Wealth--the bribes paid for their support--had accumulated in the hands

of these classes, while the farmers, mechanics and tradesmen, plundered

in turn by both parties, had constantly grown poorer. Although the

external signs of civilization had increased, the race had already lost

much of its moral character, and some of the best features of its

political system.



There are few chronicles which inform us of the affairs of Germany

during this period. The Avars, after their treaty of peace with Sigbert,

directed their incursions against the Bavarians, but without gaining any

permanent advantage. On the other hand, the Slavonic tribes, especially

the Bohemians, united under the rule of a renegade Frank, whose name was

Samo, and who acquired a part of Thuringia, after defeating the Frank

army which was sent against him. The Saxons and Thuringians then took

the war into their own hands, and drove back Samo and his Slavonic

hordes. By this victory the Saxons released themselves from the payment

of an annual tribute to the Frank kings, and the Thuringians became

strong enough to organize themselves again as a people and elect their

own Duke. The Franks endeavored to suppress this new organization, but

they were defeated by the Duke, Radulf, nearly on the same spot where,

just one hundred years before, Theuderich, the son of Chlodwig, had

crushed the Thuringian kingdom. From that time, Thuringia was placed on

the same footing as Bavaria, tributary to the Franks, but locally

independent.



[Sidenote: 638. END OF THE MEROVINGIAN POWER.]
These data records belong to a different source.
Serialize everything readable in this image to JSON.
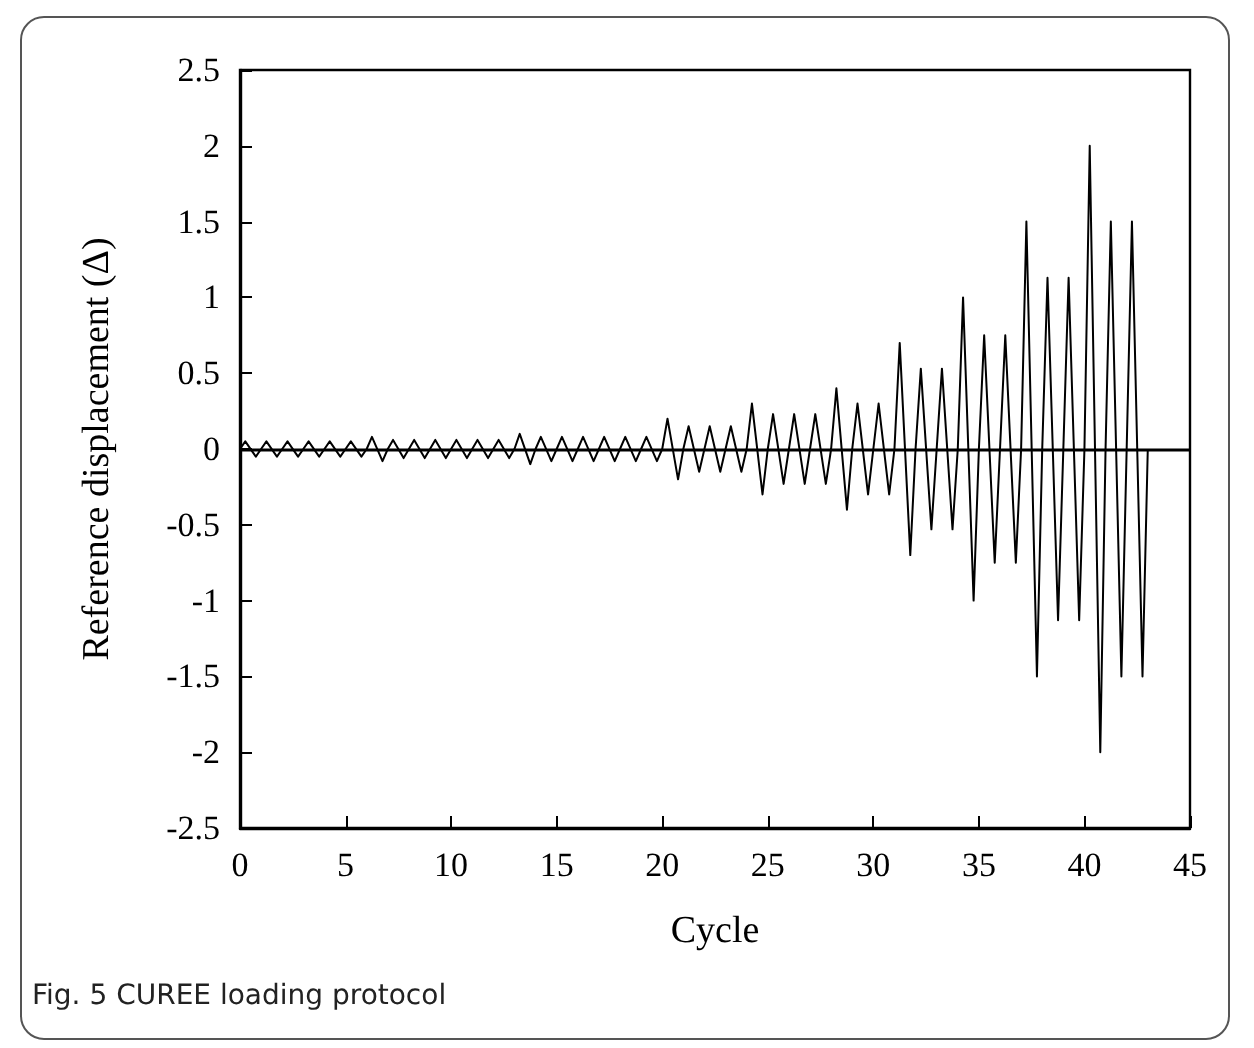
{
  "chart_data": {
    "type": "line",
    "xlabel": "Cycle",
    "ylabel": "Reference displacement (Δ)",
    "annotations": [
      "Fig. 5  CUREE loading protocol"
    ],
    "x": [
      0,
      0.25,
      0.75,
      1,
      1.25,
      1.75,
      2,
      2.25,
      2.75,
      3,
      3.25,
      3.75,
      4,
      4.25,
      4.75,
      5,
      5.25,
      5.75,
      6,
      6.25,
      6.75,
      7,
      7.25,
      7.75,
      8,
      8.25,
      8.75,
      9,
      9.25,
      9.75,
      10,
      10.25,
      10.75,
      11,
      11.25,
      11.75,
      12,
      12.25,
      12.75,
      13,
      13.25,
      13.75,
      14,
      14.25,
      14.75,
      15,
      15.25,
      15.75,
      16,
      16.25,
      16.75,
      17,
      17.25,
      17.75,
      18,
      18.25,
      18.75,
      19,
      19.25,
      19.75,
      20,
      20.25,
      20.75,
      21,
      21.25,
      21.75,
      22,
      22.25,
      22.75,
      23,
      23.25,
      23.75,
      24,
      24.25,
      24.75,
      25,
      25.25,
      25.75,
      26,
      26.25,
      26.75,
      27,
      27.25,
      27.75,
      28,
      28.25,
      28.75,
      29,
      29.25,
      29.75,
      30,
      30.25,
      30.75,
      31,
      31.25,
      31.75,
      32,
      32.25,
      32.75,
      33,
      33.25,
      33.75,
      34,
      34.25,
      34.75,
      35,
      35.25,
      35.75,
      36,
      36.25,
      36.75,
      37,
      37.25,
      37.75,
      38,
      38.25,
      38.75,
      39,
      39.25,
      39.75,
      40,
      40.25,
      40.75,
      41,
      41.25,
      41.75,
      42,
      42.25,
      42.75,
      43
    ],
    "values": [
      0,
      0.05,
      -0.05,
      0,
      0.05,
      -0.05,
      0,
      0.05,
      -0.05,
      0,
      0.05,
      -0.05,
      0,
      0.05,
      -0.05,
      0,
      0.05,
      -0.05,
      0,
      0.08,
      -0.08,
      0,
      0.06,
      -0.06,
      0,
      0.06,
      -0.06,
      0,
      0.06,
      -0.06,
      0,
      0.06,
      -0.06,
      0,
      0.06,
      -0.06,
      0,
      0.06,
      -0.06,
      0,
      0.1,
      -0.1,
      0,
      0.08,
      -0.08,
      0,
      0.08,
      -0.08,
      0,
      0.08,
      -0.08,
      0,
      0.08,
      -0.08,
      0,
      0.08,
      -0.08,
      0,
      0.08,
      -0.08,
      0,
      0.2,
      -0.2,
      0,
      0.15,
      -0.15,
      0,
      0.15,
      -0.15,
      0,
      0.15,
      -0.15,
      0,
      0.3,
      -0.3,
      0,
      0.23,
      -0.23,
      0,
      0.23,
      -0.23,
      0,
      0.23,
      -0.23,
      0,
      0.4,
      -0.4,
      0,
      0.3,
      -0.3,
      0,
      0.3,
      -0.3,
      0,
      0.7,
      -0.7,
      0,
      0.53,
      -0.53,
      0,
      0.53,
      -0.53,
      0,
      1,
      -1,
      0,
      0.75,
      -0.75,
      0,
      0.75,
      -0.75,
      0,
      1.5,
      -1.5,
      0,
      1.13,
      -1.13,
      0,
      1.13,
      -1.13,
      0,
      2,
      -2,
      0,
      1.5,
      -1.5,
      0,
      1.5,
      -1.5,
      0
    ],
    "color": "#000000",
    "marker": "none",
    "xlim": [
      0,
      45
    ],
    "xticks": [
      0,
      5,
      10,
      15,
      20,
      25,
      30,
      35,
      40,
      45
    ],
    "ylim": [
      -2.5,
      2.5
    ],
    "yticks": [
      -2.5,
      -2,
      -1.5,
      -1,
      -0.5,
      0,
      0.5,
      1,
      1.5,
      2,
      2.5
    ],
    "ref_lines": [
      {
        "axis": "y",
        "value": 0,
        "color": "#000000"
      }
    ]
  }
}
King Dagobert, weak, swayed by whatever influence was nearest, and

voluptuous rather than cruel, died in 638, before he had time to do much

evil. He was the last of the Merovingian line who exercised any actual

power. The dynasty existed for a century longer, but its monarchs were

merely puppets in the hands of stronger men. Its history, from the

beginning, is well illustrated by a tradition current among the people,

concerning the mother of Chlodwig. They relate that soon after her

marriage she had a vision, in which she gave birth to a lion (Chlodwig),

whose descendants were wolves and bears, and their descendants, in turn,

frisky dogs.



Before the death of Dagobert--in fact, during the life of Clotar II.--a

new power had grown up within the kingdom of the Franks, which gradually

pushed the Merovingian dynasty out of its place. The history of this

power, after 638, becomes the history of the realm, and we now turn from

the bloody kings to trace its origin, rise and final triumph.